Losing weight and trying to maintain a healthy lifestyle requires determination and keeping a close watch on your calorie intake. Most dieters and weight-watchers switch to healthier diet options, paying close attention to the food labels on products and opting for those which have the least sugar content. Foods with marketing labels like “whole-grain”, “fat-free”, or “sugar-free” are walking off the shelves with remarkable speed. However, despite choosing these “healthier” options, people find that their weights aren’t exactly reflecting the change in diet.
Defining Hidden Sugars
This is because they failed to account for the “added sugar” or “hidden sugar” content in these foods. So, what exactly is added sugar? The USDA and FDA define them as sugars that don’t naturally occur in foods, but are artificially added in during processing. These include sugars like brown sugar, dextrose, fructose, corn syrup, lactose, invert sugar and maltose. The USDA has defined a complete list here.
The American Heart Association (AHA) recommends a daily added sugar intake of 25 grams for women (about 6 teaspoons) and 36 grams for men (about 9 teaspoons). So, checking the sugar content on the Nutrient Facts Label will tell you both the total sugar content and how much of that content is due to added sugars. The label also specifies the % Daily Value (DV) which indicates how much of the total calorie intake the added sugar accounts for.
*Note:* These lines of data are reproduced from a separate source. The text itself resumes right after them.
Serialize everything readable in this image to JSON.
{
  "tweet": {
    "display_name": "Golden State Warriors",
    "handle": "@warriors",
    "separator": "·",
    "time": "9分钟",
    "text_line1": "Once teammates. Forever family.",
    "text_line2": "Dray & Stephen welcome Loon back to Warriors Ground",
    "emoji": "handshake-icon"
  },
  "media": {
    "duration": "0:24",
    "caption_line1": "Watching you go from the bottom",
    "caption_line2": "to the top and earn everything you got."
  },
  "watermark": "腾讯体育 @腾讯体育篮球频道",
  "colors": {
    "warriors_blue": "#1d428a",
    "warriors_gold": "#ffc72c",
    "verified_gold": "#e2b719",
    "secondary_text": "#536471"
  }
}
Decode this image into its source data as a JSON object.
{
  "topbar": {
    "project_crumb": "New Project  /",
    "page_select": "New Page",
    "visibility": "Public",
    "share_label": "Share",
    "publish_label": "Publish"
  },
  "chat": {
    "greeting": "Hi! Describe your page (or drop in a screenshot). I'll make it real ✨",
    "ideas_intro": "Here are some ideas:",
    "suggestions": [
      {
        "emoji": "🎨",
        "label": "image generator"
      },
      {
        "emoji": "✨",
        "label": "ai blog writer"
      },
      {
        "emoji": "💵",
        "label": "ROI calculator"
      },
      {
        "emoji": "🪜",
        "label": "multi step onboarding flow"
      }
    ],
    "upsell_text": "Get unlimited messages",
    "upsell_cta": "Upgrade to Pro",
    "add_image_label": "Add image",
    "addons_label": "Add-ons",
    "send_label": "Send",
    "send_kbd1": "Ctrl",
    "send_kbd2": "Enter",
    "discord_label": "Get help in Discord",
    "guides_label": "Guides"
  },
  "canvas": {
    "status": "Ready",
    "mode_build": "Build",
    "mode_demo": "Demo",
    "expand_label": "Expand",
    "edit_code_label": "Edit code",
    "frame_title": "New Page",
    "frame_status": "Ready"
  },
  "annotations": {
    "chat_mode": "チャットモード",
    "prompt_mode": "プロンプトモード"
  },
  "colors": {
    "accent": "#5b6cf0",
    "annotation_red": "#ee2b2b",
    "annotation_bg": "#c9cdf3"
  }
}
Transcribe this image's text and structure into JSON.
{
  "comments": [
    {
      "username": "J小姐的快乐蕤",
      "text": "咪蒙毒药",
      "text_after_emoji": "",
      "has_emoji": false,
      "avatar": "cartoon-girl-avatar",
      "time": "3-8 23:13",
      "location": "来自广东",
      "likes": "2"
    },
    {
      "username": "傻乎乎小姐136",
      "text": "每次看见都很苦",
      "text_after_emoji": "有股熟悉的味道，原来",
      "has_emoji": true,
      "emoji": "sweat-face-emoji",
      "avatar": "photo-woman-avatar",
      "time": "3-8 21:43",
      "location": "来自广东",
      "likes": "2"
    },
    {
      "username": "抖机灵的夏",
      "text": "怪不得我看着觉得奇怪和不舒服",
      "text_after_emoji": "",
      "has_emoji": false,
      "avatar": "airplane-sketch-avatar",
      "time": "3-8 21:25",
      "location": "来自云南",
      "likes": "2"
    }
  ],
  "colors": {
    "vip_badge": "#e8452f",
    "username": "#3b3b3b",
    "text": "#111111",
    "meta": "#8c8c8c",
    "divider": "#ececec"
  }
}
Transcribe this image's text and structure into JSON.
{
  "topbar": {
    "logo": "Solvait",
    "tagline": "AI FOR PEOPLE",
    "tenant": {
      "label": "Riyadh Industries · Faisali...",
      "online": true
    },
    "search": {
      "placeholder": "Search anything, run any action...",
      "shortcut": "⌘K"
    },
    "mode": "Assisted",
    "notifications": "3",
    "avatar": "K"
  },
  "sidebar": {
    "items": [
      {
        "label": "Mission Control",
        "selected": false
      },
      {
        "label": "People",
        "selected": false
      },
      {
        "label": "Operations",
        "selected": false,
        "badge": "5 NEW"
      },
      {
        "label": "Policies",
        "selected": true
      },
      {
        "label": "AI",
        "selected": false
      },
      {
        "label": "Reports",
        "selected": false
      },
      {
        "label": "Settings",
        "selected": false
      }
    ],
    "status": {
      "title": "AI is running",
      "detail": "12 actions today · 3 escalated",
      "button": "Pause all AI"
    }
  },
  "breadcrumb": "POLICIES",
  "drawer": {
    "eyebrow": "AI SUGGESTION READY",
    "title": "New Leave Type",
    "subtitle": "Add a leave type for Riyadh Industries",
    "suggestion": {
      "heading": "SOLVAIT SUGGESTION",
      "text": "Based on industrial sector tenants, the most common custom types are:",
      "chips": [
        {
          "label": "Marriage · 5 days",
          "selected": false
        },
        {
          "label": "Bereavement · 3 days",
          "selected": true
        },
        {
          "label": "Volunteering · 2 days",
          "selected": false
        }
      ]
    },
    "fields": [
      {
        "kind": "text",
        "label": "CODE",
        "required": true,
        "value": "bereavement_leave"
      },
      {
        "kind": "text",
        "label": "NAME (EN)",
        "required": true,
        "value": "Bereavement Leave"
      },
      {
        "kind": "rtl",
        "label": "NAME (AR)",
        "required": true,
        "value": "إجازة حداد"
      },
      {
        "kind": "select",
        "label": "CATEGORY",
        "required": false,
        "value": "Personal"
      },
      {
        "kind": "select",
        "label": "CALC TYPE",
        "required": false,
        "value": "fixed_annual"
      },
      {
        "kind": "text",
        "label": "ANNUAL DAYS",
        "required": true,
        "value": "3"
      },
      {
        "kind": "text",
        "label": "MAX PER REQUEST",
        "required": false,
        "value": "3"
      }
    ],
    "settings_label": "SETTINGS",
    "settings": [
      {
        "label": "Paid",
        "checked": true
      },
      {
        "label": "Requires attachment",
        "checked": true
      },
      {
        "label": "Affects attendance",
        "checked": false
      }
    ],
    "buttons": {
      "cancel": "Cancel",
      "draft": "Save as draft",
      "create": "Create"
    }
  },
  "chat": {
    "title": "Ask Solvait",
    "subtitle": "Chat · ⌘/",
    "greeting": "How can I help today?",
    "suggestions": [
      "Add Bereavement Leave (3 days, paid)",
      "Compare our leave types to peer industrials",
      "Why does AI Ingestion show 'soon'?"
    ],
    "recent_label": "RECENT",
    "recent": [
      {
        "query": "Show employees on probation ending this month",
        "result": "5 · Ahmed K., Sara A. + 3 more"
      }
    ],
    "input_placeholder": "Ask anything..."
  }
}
Before 2016, the FDA did not require a mandatory inclusion of added sugar content on their Nutrient Facts label. This allowed some food manufacturers and producers to get around the recommended sugar limit by only specifying the added sugars in the ingredient list, masquerading under their various names (see list linked above). This meant that consumers were taking in a hidden sugar calorie count that exceeded the AHA’s recommended intake.
Therefore, you should also scan the ingredients list for any of the sugars specified in the list linked above, and try to cut down on any foods that list an added sugar content which is higher than the recommended amount.
Watch “Healthy” Foods too
These 5 popular foods may actually be packing quite a calorie punch of hidden sugars:
Granola Bars: These are considered super healthy, but a single granola bar can contain 8-12 grams of added sugars. Check the label for ingredients like brown sugar, honey, dextrose or fructose. Instead, reach for a handful of nuts or eat about 1/3 cup of granola.
Yogurt: Although yogurt comes packed with healthy nutrients like calcium and protein, it can ramp up your sugar intake by at least 30 grams per serving, especially if flavored. Instead, switch to plain Greek yogurt, mixed with a ½ teaspoon of honey.
Fruit Juice: Packaged juice is usually made from fruit concentrates which actually contain more sugar than their fresh counterparts. The concentration process tends to remove the natural taste from the fruits, and therefore added sugars are used to enhance the taste. They can have between 20 to 30 grams of sugar per serving. Instead, switch to freshly squeezed juice or homemade smoothies.
Oatmeal: Instant oatmeal, especially fruit-flavored oatmeal, can pack up to 10 to 15 grams of sugar per packet. Instead, opt for plain oatmeal topped with apple slices or strawberries to bring the sugar intake down to about 5 to 6 grams.
Energy Drinks: Energy drinks can pack up to 25 grams per 8-ounce serving. Try gulping down cool water or fresh fruit juices which contain natural sugars and can still give you that required energy boost.
In summary, always check the nutrient label and ingredient list. Stay informed on what added or hidden sugars are used in processed and packaged foods and avoid them even if they claim to be healthy options.